Der WWF schlägt vor, den fehlenden Ausbau der Hafeninfrastruktur durch die Zusammenarbeit der norddeutschen Häfen zu ersetzen. Diese Beurteilung des WWF bedarf in vielen Punkten der Richtigstellung.
1. Bereits in 2003 wurde für die geplante Fahrrinnenanpassung eine
umfangreiche Nutzen-Kosten-Untersuchung erstellt. Diese hat gezeigt, dass der Fahrrinnenausbau eine hohe volkswirtschaftliche Rentabilität aufweist. Die für die Umsetzung des Vorhabens veranschlagten Mittel sind also gut angelegtes Geld für die wirtschaftliche Zukunftssicherung ganz Norddeutschlands. Von ihr profitieren nicht nur Reeder und Hafenwirtschaft, wie der WWF behauptet, sondern die gesamte Gesellschaft. Denn mehr als 150.000 Arbeitsplätze die allein in der Hamburger Metropoloregion vom Hafengeschehen abhängen, werden so gesichert.
2. Angesichts des anhaltenden Wachstums der Weltwirtschaft
nimmt der internationale Warentransport stetig zu. Der Containerumschlag wird daher auch künftig deutlich wachsen.
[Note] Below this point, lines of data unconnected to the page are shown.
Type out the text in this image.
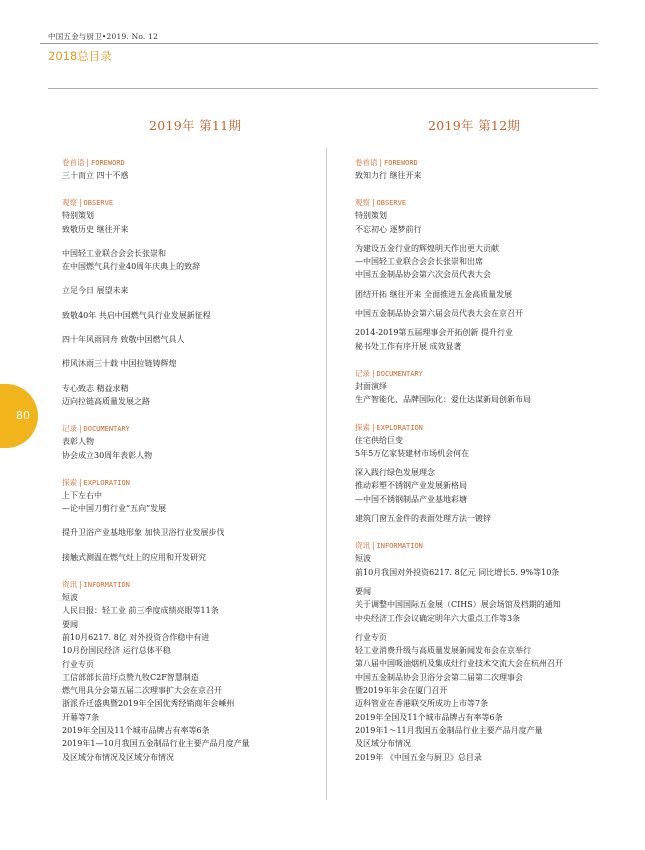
中国五金与厨卫•2019. No. 12
2018总目录
80
2019年 第11期	2019年 第12期
卷首语 | FOREWORD
三十而立 四十不惑
观察 | OBSERVE
特别策划
致敬历史 继往开来
中国轻工业联合会会长张崇和
在中国燃气具行业40周年庆典上的致辞
立足今日 展望未来
致敬40年 共启中国燃气具行业发展新征程
四十年风雨同舟 致敬中国燃气具人
栉风沐雨三十载 中国拉链铸辉煌
专心致志 精益求精
迈向拉链高质量发展之路
记录 | DOCUMENTARY
表彰人物
协会成立30周年表彰人物
探索 | EXPLORATION
上下左右中
—论中国刀剪行业“五向”发展
提升卫浴产业基地形象 加快卫浴行业发展步伐
接触式测温在燃气灶上的应用和开发研究
资讯 | INFORMATION
短波
人民日报：轻工业 前三季度成绩亮眼等11条
要闻
前10月6217. 8亿 对外投资合作稳中有进
10月份国民经济 运行总体平稳
行业专页
工信部部长苗圩点赞九牧C2F智慧制造
燃气用具分会第五届二次理事扩大会在京召开
浙派乔迁盛典暨2019年全国优秀经销商年会嵊州
开幕等7条
2019年全国及11个城市品牌占有率等6条
2019年1—10月我国五金制品行业主要产品月度产量
及区域分布情况及区域分布情况
卷首语 | FOREWORD
致知力行 继往开来
观察 | OBSERVE
特别策划
不忘初心 逐梦前行
为建设五金行业的辉煌明天作出更大贡献
—中国轻工业联合会会长张崇和出席
中国五金制品协会第六次会员代表大会
团结开拓 继往开来 全面推进五金高质量发展
中国五金制品协会第六届会员代表大会在京召开
2014-2019第五届理事会开拓创新 提升行业
秘书处工作有序开展 成效显著
记录 | DOCUMENTARY
封面演绎
生产智能化、品牌国际化：爱仕达谋新局创新布局
探索 | EXPLORATION
住宅供给巨变
5年5万亿家装建材市场机会何在
深入践行绿色发展理念
推动彩塑不锈钢产业发展新格局
—中国不锈钢制品产业基地彩塘
建筑门窗五金件的表面处理方法一镀锌
资讯 | INFORMATION
短波
前10月我国对外投资6217. 8亿元 同比增长5. 9%等10条
要闻
关于调整中国国际五金展（CIHS）展会场馆及档期的通知
中央经济工作会议确定明年六大重点工作等3条
行业专页
轻工业消费升级与高质量发展新闻发布会在京举行
第八届中国吸油烟机及集成灶行业技术交流大会在杭州召开
中国五金制品协会卫浴分会第二届第二次理事会
暨2019年年会在厦门召开
迈科管业在香港联交所成功上市等7条
2019年全国及11个城市品牌占有率等6条
2019年1～11月我国五金制品行业主要产品月度产量
及区域分布情况
2019年 《中国五金与厨卫》总目录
Eine Erweiterung der Umschlagskapazitäten ist daher dringend erforderlich. Die Behauptung des WWF, dabei würden Überkapazitäten geschaffen, ist unzutreffend. Im Gegenteil: Nur wenn es gelingt, alle Erweiterungs- und Umstrukturierungsmaßnahmen rechtzeitig umzusetzen, werden wir in der Lage sein, den künftigen Güterumschlag zu bewältigen.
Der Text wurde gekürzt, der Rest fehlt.